The upgrade brings the new iPod Touch inline with features found in the iPhone 6. The updated Touch gets an 8-megapixel camera, an upgrade from the prior model’s 5-megapixel shooter. The Touch also gets the same 64-bit processor, allowing it to run faster and handle better graphics for games, as well as the “M” chip for motion tracking. It still, however, retains the smaller four-inch display.
The iPod, first launched in October 2001, is what started Apple’s major comeback and established its reputation as an innovator. But the popular music player has lost much of its appeal now that users can access music on their smartphones or on their Apple Watches.

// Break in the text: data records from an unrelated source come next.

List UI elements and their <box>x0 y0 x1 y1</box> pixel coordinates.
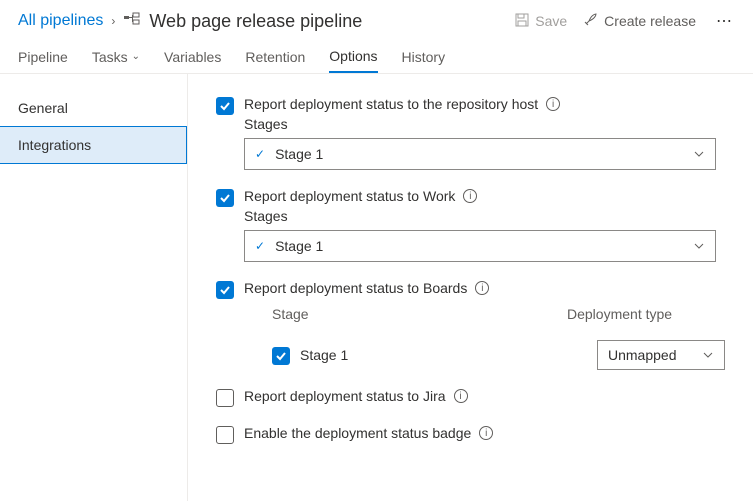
col-header-deployment-type: Deployment type <box>567 306 725 322</box>
info-icon[interactable]: i <box>463 189 477 203</box>
sidebar-item-integrations[interactable]: Integrations <box>0 126 187 164</box>
check-icon: ✓ <box>255 239 265 253</box>
dropdown-deployment-type[interactable]: Unmapped <box>597 340 725 370</box>
boards-stage-row: Stage 1 Unmapped <box>244 340 725 370</box>
checkbox-boards-stage1[interactable] <box>272 347 290 365</box>
main-panel: Report deployment status to the reposito… <box>188 74 753 501</box>
page-title: Web page release pipeline <box>149 11 515 32</box>
chevron-down-icon <box>693 240 705 252</box>
col-header-stage: Stage <box>272 306 567 322</box>
sidebar-item-general[interactable]: General <box>0 90 187 126</box>
label-boards: Report deployment status to Boards <box>244 280 467 296</box>
tab-tasks-label: Tasks <box>92 49 128 65</box>
page-header: All pipelines › Web page release pipelin… <box>0 0 753 38</box>
tab-bar: Pipeline Tasks ⌄ Variables Retention Opt… <box>0 38 753 74</box>
boards-stage-name: Stage 1 <box>300 347 348 363</box>
dropdown-value: Stage 1 <box>275 238 323 254</box>
create-release-button[interactable]: Create release <box>583 12 696 30</box>
deployment-type-value: Unmapped <box>608 347 677 363</box>
chevron-down-icon <box>702 349 714 361</box>
save-label: Save <box>535 13 567 29</box>
tab-pipeline[interactable]: Pipeline <box>18 44 68 73</box>
info-icon[interactable]: i <box>454 389 468 403</box>
rocket-icon <box>583 12 598 30</box>
save-button[interactable]: Save <box>515 13 567 30</box>
info-icon[interactable]: i <box>479 426 493 440</box>
checkbox-work[interactable] <box>216 189 234 207</box>
checkbox-jira[interactable] <box>216 389 234 407</box>
chevron-right-icon: › <box>111 14 115 28</box>
label-work: Report deployment status to Work <box>244 188 455 204</box>
info-icon[interactable]: i <box>546 97 560 111</box>
tab-tasks[interactable]: Tasks ⌄ <box>92 44 140 73</box>
label-jira: Report deployment status to Jira <box>244 388 446 404</box>
boards-table-header: Stage Deployment type <box>244 306 725 322</box>
info-icon[interactable]: i <box>475 281 489 295</box>
dropdown-work-stages[interactable]: ✓ Stage 1 <box>244 230 716 262</box>
pipeline-icon <box>123 12 141 30</box>
tab-options[interactable]: Options <box>329 44 377 73</box>
sidebar: General Integrations <box>0 74 188 501</box>
label-repo-host: Report deployment status to the reposito… <box>244 96 538 112</box>
create-release-label: Create release <box>604 13 696 29</box>
tab-history[interactable]: History <box>402 44 446 73</box>
dropdown-repo-host-stages[interactable]: ✓ Stage 1 <box>244 138 716 170</box>
checkbox-boards[interactable] <box>216 281 234 299</box>
chevron-down-icon: ⌄ <box>132 51 140 62</box>
tab-variables[interactable]: Variables <box>164 44 221 73</box>
label-badge: Enable the deployment status badge <box>244 425 471 441</box>
breadcrumb-root[interactable]: All pipelines <box>18 12 103 30</box>
more-actions-button[interactable]: ⋯ <box>712 11 737 31</box>
stages-label: Stages <box>244 116 725 132</box>
tab-retention[interactable]: Retention <box>245 44 305 73</box>
check-icon: ✓ <box>255 147 265 161</box>
stages-label: Stages <box>244 208 725 224</box>
checkbox-badge[interactable] <box>216 426 234 444</box>
checkbox-repo-host[interactable] <box>216 97 234 115</box>
dropdown-value: Stage 1 <box>275 146 323 162</box>
chevron-down-icon <box>693 148 705 160</box>
save-icon <box>515 13 529 30</box>
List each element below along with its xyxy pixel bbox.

Sales of the iPod have fallen since reaching a peak of 54.83 million units in fiscal 2008. In the last fiscal year, Apple sold only 14.4 million iPods. The company no longer breaks out iPod sales but instead lumps the device in with “other products” such as the Apple Watch and the Apple TV.
The base 16 gigabyte model of the iPod Touch will sell for $199, the 32 GB for $249, the 64 GB version costs $299 and 128 GB version for $399. That’s unchanged from before, aside from the addition of the 128 GB model.

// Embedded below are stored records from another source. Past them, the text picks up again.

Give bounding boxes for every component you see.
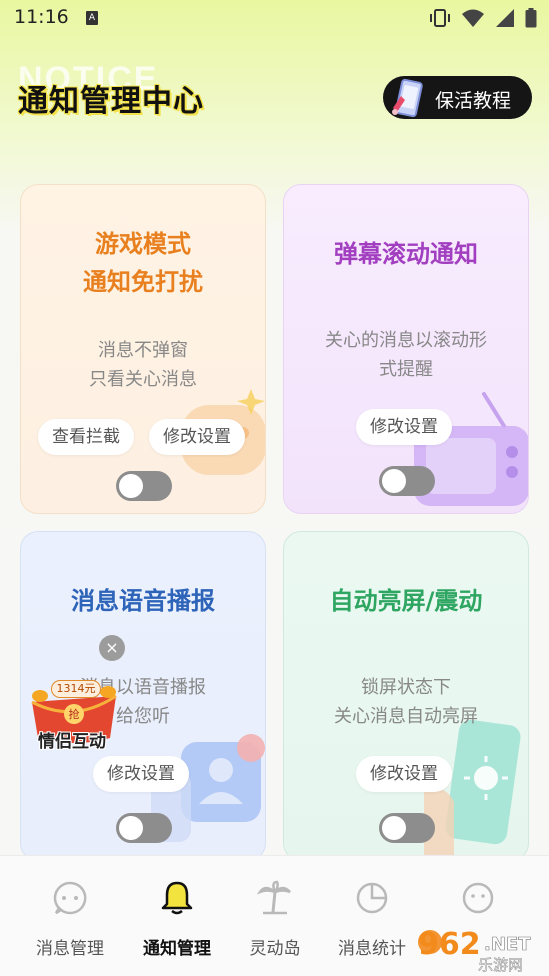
page-title: 通知管理中心 <box>18 84 204 119</box>
game-mode-toggle[interactable] <box>116 471 172 501</box>
voice-broadcast-toggle[interactable] <box>116 813 172 843</box>
notification-indicator-icon: A <box>86 11 98 25</box>
toggle-knob <box>382 469 406 493</box>
nav-item-dynamic-island[interactable]: 灵动岛 <box>225 856 325 976</box>
nav-label: 消息统计 <box>338 939 406 959</box>
status-icons <box>429 8 537 28</box>
tutorial-button[interactable]: 保活教程 <box>383 76 532 119</box>
palm-tree-icon <box>257 880 291 915</box>
nav-item-message-stats[interactable]: 消息统计 <box>322 856 422 976</box>
toggle-knob <box>119 474 143 498</box>
face-icon <box>462 882 494 914</box>
nav-item-message-management[interactable]: 消息管理 <box>20 856 120 976</box>
bell-icon <box>161 881 193 915</box>
card-desc-line-2: 只看关心消息 <box>89 369 197 390</box>
wifi-icon <box>462 9 484 27</box>
battery-icon <box>525 8 537 28</box>
nav-label: 灵动岛 <box>249 939 301 959</box>
card-barrage-notice: 弹幕滚动通知 关心的消息以滚动形 式提醒 修改设置 <box>283 184 529 514</box>
watermark-number: 962 <box>418 927 481 962</box>
nav-label: 通知管理 <box>143 939 211 959</box>
tutorial-button-label: 保活教程 <box>435 90 512 112</box>
ad-grab-char: 抢 <box>69 707 80 721</box>
card-game-mode: 游戏模式 通知免打扰 消息不弹窗 只看关心消息 查看拦截 修改设置 <box>20 184 266 514</box>
card-desc-line-1: 关心的消息以滚动形 <box>325 330 487 351</box>
toggle-knob <box>382 816 406 840</box>
header-title-group: NOTICE 通知管理中心 <box>18 60 218 126</box>
pie-chart-icon <box>356 882 388 914</box>
modify-settings-button[interactable]: 修改设置 <box>93 756 189 792</box>
site-watermark-logo: 962 .NET 乐游网 <box>418 927 531 972</box>
status-bar: 11:16 A <box>0 0 549 36</box>
vibrate-icon <box>430 9 450 27</box>
card-desc-line-1: 锁屏状态下 <box>361 677 451 698</box>
card-desc-line-2: 式提醒 <box>379 359 433 380</box>
ad-close-button[interactable]: × <box>99 635 125 661</box>
auto-wake-toggle[interactable] <box>379 813 435 843</box>
toggle-knob <box>119 816 143 840</box>
card-title: 自动亮屏/震动 <box>329 587 483 615</box>
barrage-toggle[interactable] <box>379 466 435 496</box>
card-auto-wake: 自动亮屏/震动 锁屏状态下 关心消息自动亮屏 修改设置 <box>283 531 529 861</box>
modify-settings-button[interactable]: 修改设置 <box>356 409 452 445</box>
modify-settings-button[interactable]: 修改设置 <box>149 419 245 455</box>
ad-price-tag: 1314元 <box>51 680 101 698</box>
card-title: 消息语音播报 <box>71 587 215 615</box>
card-desc-line-1: 消息不弹窗 <box>98 340 188 361</box>
card-title-line-2: 通知免打扰 <box>83 268 203 296</box>
ad-label[interactable]: 情侣互动 <box>38 727 106 752</box>
nav-item-notification-management[interactable]: 通知管理 <box>127 856 227 976</box>
modify-settings-button[interactable]: 修改设置 <box>356 756 452 792</box>
status-time: 11:16 <box>14 6 69 28</box>
card-desc-line-2: 关心消息自动亮屏 <box>334 706 478 727</box>
watermark-sub: 乐游网 <box>478 956 523 972</box>
phone-clean-icon <box>392 78 423 118</box>
nav-label: 消息管理 <box>36 939 104 959</box>
chat-bubble-icon <box>53 881 87 915</box>
card-title-line-1: 游戏模式 <box>95 230 191 258</box>
watermark-suffix: .NET <box>484 934 531 955</box>
card-title: 弹幕滚动通知 <box>334 240 478 268</box>
signal-icon <box>496 9 514 27</box>
view-blocked-button[interactable]: 查看拦截 <box>38 419 134 455</box>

The new iPod Touch will also come loaded with the latest version of Apple’s iOS software, which includes Apple Music.
While the iPod isn’t close to being one of Apple’s big money-makers, it remains an option as a lower-priced, simpler device for games, media and music. Apple in the past also has offered free iPods as part of back-to-school bundles for students and teachers. While iPod sales have been declining in recent years, the device continues to bring in billions of dollars in revenue for Apple.
The most popular iPod in recent years has been the iPod Touch, which resembles an iPhone, minus the cellular connection. It lacks many features found in newer iPhones, including a TouchID fingerprint sensor, a bigger screen and an updated processor that supports more intensive apps and gaming.

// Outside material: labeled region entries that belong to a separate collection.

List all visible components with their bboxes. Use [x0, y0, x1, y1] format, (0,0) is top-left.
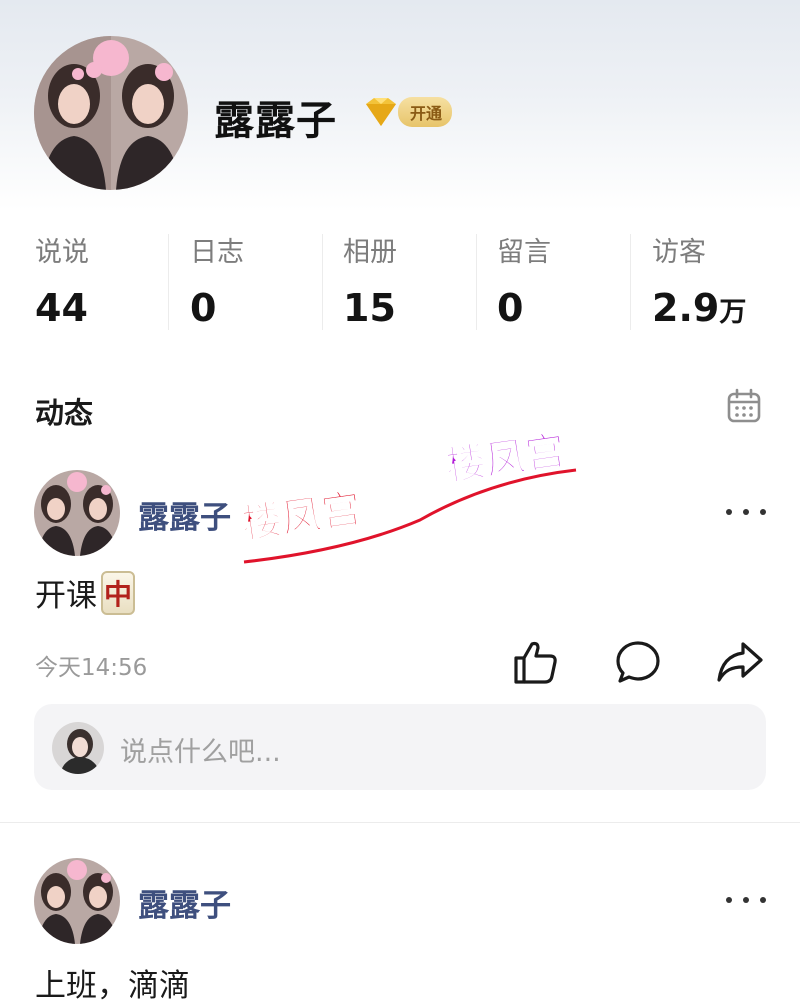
- stat-divider: [476, 234, 477, 330]
- stats-bar: 说说 44 日志 0 相册 15 留言 0 访客 2.9万: [0, 230, 800, 330]
- thumbs-up-icon[interactable]: [512, 638, 560, 686]
- stat-rizhi[interactable]: 日志 0: [190, 230, 310, 330]
- stat-fangke[interactable]: 访客 2.9万: [652, 230, 782, 330]
- stat-divider: [168, 234, 169, 330]
- share-arrow-icon[interactable]: [716, 638, 764, 686]
- stat-divider: [630, 234, 631, 330]
- watermark-text-magenta: 楼凤宫: [443, 428, 568, 490]
- stat-divider: [322, 234, 323, 330]
- post-avatar[interactable]: [34, 858, 120, 944]
- vip-open-label: 开通: [398, 97, 453, 127]
- stat-label: 日志: [190, 237, 244, 268]
- post-content: 上班，滴滴: [35, 968, 190, 1000]
- post-content: 开课 中: [35, 570, 135, 615]
- stat-label: 说说: [35, 237, 89, 268]
- more-icon[interactable]: [726, 502, 766, 522]
- calendar-icon[interactable]: [726, 388, 762, 424]
- stat-value: 2.9万: [652, 286, 747, 330]
- diamond-icon: [366, 98, 396, 126]
- stat-label: 留言: [497, 237, 551, 268]
- comment-bubble-icon[interactable]: [614, 638, 662, 686]
- vip-badge[interactable]: 开通: [360, 96, 453, 128]
- stat-xiangce[interactable]: 相册 15: [343, 230, 463, 330]
- watermark-text-red: 楼凤宫: [239, 486, 364, 548]
- stat-label: 访客: [652, 237, 706, 268]
- profile-name: 露露子: [214, 98, 337, 144]
- stat-label: 相册: [343, 237, 397, 268]
- stat-value: 0: [497, 286, 524, 330]
- comment-input[interactable]: 说点什么吧...: [34, 704, 766, 790]
- more-icon[interactable]: [726, 890, 766, 910]
- post-author[interactable]: 露露子: [138, 492, 231, 537]
- stat-value: 0: [190, 286, 217, 330]
- stat-liuyan[interactable]: 留言 0: [497, 230, 617, 330]
- profile-header: 露露子 开通: [34, 36, 774, 190]
- stat-shuoshuo[interactable]: 说说 44: [35, 230, 155, 330]
- post-divider: [0, 822, 800, 823]
- post-author[interactable]: 露露子: [138, 880, 231, 925]
- user-avatar: [52, 722, 104, 774]
- post-time: 今天14:56: [35, 655, 148, 681]
- post-text: 开课: [35, 578, 97, 614]
- post-avatar[interactable]: [34, 470, 120, 556]
- feed-title: 动态: [35, 396, 94, 430]
- stat-value: 15: [343, 286, 396, 330]
- profile-avatar[interactable]: [34, 36, 188, 190]
- mahjong-emoji: 中: [101, 570, 135, 615]
- stat-value: 44: [35, 286, 88, 330]
- watermark: 楼凤宫 楼凤宫: [238, 427, 577, 564]
- comment-placeholder: 说点什么吧...: [120, 737, 281, 768]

Apple a year ago cut the price on the iPod Touch line, gave it a new rear-facing camera, and added four new color selections — pink, yellow, blue, and (PRODUCT) red in a minor product refresh. Previously, the iPod Touch ranged from $229 to $399, featured only a front-facing camera, and was available in only silver and space gray. Meanwhile, Apple discontinued the iPod Classic, with its traditional clickwheel, in September when it showed off its new iPhone 6 and 6 Plus smartphones and its first wearable, the Apple Watch.
Up to Tuesday, Apple offered three different versions of the iPod with various capabilities, prices and storage capacities. Its cheapest music player, the iPod Shuffle, contained only 2GB of storage and cost $49. The iPod Nano came with 16GB of flash memory for $149. Both models came in eight color, but neither worked with Apple’s new music service, Apple Music, that launched in late June.
Apple didn’t change the iPod Nano and Shuffle, but changed out the color options. All three devices will come in six color options: silver, gold (which replaces yellow), space gray, pink, blue and (PRODUCT) Red for AIDS awareness.
The last significant iPod Shuffle update happened in September 2010, though the company changed up the device’s colors in September 2012. October 2012 marked the last iPod Nano update, as well as the last big hardware update for the iPod Touch, Apple’s touch-screen music player that resembles the iPhone. The company released a 16GB iPod Touch in May 2013, but it lacked a rear camera and a “loop strap” and only came in two colors. That hobbled 16GB model was replaced in June 2014, with Apple adding the camera back in, introducing more colors and cutting the pricing.